Le reazioni da contatto sono molto più comuni rispetto alle manifestazioni precedenti ed interessano generalmente la cute che è entrata a contatto con il lattice. E’ importante sottolineare che una dermatite da contatto può essere facilmente confusa con il problema più frequente tra chi fa uso abituale di guanti di lattice, ovvero con una irritazione da contatto: una reazione infiammatoria non immunomediata causata dalla occlusione, dal trauma e dalla disidratazione cutanea determinate dalla polvere lubrificante contenuta nei guanti, in particolare in quelli non sterili e di scarsa qualità. L’adozione di guanti senza polvere e a basso contenuto di proteine si è dimostrato utile nella prevenzione delle allergie al lattice in gruppi di studenti di odontoiatria.
E’importante effettuare una corretta e completa raccolta anamnestica indirizzata all’individuazione di fattori di rischio che permettano di orientare il clinico verso le diverse diagnosi.
Ad oggi, l’allergia al lattice nelle sue diverse forme, non è curabile.
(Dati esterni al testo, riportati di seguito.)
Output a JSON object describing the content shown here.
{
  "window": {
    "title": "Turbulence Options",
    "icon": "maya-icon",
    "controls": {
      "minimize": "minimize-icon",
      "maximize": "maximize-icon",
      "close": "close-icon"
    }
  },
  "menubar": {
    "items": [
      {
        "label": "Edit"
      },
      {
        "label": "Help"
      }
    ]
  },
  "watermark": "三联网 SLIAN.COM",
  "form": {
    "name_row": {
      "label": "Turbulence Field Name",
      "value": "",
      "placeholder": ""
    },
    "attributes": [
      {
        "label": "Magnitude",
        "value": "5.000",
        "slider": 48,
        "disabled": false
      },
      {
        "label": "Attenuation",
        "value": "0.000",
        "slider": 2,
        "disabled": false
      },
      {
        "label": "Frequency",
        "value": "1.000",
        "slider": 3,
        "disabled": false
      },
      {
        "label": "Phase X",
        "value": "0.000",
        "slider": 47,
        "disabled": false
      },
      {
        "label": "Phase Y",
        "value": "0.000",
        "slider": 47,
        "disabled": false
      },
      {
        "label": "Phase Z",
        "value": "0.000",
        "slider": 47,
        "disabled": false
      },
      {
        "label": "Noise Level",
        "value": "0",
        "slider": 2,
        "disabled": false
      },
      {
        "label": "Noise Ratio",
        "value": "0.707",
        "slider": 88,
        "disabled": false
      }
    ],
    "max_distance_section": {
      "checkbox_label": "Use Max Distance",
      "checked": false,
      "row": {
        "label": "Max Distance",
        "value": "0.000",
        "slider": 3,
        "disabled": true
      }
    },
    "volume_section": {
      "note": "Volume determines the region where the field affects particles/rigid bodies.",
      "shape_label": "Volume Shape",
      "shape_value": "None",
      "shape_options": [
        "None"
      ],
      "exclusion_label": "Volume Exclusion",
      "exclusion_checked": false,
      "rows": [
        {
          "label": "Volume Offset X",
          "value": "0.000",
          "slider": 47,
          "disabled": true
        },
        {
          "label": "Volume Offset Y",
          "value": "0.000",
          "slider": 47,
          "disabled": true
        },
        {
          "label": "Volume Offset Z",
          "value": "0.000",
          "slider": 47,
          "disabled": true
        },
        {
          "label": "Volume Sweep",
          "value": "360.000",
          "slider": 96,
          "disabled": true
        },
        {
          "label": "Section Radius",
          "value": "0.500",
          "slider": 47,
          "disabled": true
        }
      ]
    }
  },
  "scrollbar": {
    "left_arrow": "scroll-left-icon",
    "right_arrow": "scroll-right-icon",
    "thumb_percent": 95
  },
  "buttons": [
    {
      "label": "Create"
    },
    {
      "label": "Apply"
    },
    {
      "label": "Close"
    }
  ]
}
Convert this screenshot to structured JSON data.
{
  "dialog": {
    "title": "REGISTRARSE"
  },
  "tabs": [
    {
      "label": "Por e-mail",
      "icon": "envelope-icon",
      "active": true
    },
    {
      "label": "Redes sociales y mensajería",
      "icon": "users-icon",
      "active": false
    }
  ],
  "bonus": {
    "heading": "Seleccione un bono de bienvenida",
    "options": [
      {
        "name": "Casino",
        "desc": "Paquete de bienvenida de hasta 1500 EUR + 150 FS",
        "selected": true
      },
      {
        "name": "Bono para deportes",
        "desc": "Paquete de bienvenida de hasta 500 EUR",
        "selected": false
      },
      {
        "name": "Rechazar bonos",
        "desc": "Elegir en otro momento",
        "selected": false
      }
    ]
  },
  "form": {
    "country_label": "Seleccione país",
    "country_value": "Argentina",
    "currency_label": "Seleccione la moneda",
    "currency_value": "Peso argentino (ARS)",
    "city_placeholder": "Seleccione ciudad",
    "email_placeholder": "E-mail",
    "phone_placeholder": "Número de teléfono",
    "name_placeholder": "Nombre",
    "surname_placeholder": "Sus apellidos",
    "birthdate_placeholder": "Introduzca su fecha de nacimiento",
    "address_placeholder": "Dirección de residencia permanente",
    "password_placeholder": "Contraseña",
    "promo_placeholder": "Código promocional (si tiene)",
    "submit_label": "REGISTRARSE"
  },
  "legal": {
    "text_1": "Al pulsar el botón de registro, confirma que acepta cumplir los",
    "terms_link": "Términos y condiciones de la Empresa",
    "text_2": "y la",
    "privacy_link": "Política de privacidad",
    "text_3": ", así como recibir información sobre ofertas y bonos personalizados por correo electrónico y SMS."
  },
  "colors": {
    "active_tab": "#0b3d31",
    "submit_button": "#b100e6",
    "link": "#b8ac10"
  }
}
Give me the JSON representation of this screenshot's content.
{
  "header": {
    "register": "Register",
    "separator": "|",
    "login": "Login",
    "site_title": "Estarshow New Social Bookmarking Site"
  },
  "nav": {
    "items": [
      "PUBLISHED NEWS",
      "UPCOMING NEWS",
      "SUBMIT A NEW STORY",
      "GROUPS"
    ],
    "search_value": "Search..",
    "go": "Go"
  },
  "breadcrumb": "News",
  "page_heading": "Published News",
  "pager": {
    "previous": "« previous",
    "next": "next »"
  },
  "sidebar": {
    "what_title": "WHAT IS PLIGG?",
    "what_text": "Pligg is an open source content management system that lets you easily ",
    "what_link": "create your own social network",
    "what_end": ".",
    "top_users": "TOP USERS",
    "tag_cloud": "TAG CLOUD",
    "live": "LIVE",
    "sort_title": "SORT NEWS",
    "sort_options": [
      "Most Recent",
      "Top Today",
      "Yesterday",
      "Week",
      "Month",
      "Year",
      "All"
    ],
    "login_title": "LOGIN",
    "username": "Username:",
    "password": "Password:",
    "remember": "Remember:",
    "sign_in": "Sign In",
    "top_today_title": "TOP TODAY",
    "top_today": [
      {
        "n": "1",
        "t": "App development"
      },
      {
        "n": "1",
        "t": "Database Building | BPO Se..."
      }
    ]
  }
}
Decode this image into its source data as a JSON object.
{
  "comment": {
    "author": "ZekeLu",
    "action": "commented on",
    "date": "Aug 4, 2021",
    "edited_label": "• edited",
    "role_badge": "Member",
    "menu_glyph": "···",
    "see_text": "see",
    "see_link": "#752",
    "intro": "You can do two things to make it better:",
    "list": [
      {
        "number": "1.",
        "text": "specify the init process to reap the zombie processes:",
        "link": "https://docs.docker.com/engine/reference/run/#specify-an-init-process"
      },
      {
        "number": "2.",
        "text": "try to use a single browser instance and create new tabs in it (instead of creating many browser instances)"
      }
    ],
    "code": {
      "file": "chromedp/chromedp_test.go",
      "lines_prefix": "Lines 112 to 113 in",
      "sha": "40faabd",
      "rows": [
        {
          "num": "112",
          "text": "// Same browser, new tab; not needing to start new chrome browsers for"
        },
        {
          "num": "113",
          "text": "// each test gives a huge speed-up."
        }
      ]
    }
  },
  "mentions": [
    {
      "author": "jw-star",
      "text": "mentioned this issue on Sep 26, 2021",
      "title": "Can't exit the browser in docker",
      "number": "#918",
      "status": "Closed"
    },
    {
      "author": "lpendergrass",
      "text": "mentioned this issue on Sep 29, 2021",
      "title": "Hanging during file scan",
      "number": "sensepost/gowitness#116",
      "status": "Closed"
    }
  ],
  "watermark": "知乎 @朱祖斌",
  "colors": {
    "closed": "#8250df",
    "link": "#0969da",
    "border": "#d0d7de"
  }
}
Pur essendoci alcuni casi di pazienti che sono stati desensibilizzati attraverso immunoterapie sperimentali con allergeni standard, non esiste una terapia sicura, ma soprattutto che risulti efficace nella maggior parte dei soggetti allergici.
Il miglior approccio è evitare il contatto, utilizzando prodotti alternativi anche se, soprattutto in campo sanitario, evitare completamente prodotti al lattice è quasi impossibile e l’obiettivo diventa minimizzare il contatto.
Gli studi odontoiatrici dovrebbero avere materiali non in lattice anche per le emergenze. Non bisogna utilizzare prodotti antistaminici o steroidei come misura profilattica e preventiva, perché non sono considerati una buona alternativa e soprattutto possono mascherare gli esordi di episodi anche gravi di reazioni allergiche. Chi fosse già stato colpito da episodi sistemici dovrebbe portare sempre con sé siringhe autoiniettabili di adrenalina (emergenza per l’anafilassi).
Inserire questi pazienti come primi pazienti della giornata, per essere sicuri di ospitarli in un ambiente a bassa concentrazione di polveri sia nell’aria che depositate nelle superfici. E’ stato dimostrato come non sia particolarmente utile areare i locali solo prima dell’appuntamento.
Di fronte a un caso di anafilassi, la prima cosa da fare è far chiamare da un’assistente il 118, liberando nel frattempo il cavo orale del paziente da ogni strumento o manufatto che si stava impiegando. E’ necessario, quindi, procedere con l’ABC (Airways, Breathing, Circulation) del primo soccorso, mentre si prepara un bombola di O2 che dovrebbe essere in dotazione in ogni studio.
Importante è anche la somministrazione dei farmaci salvavita come cortisonici (Metilprednisolone (1mg/kg IV max 100mg)) e soprattutto adrenalina (Adrenalina 1:1000 (0.2-0.5mg IV o SC ogni 5-15 minuti se necessario)). Solo in caso di arresto cardiaco, e se ne si ha la possibilità, procedere con la defibrillazione.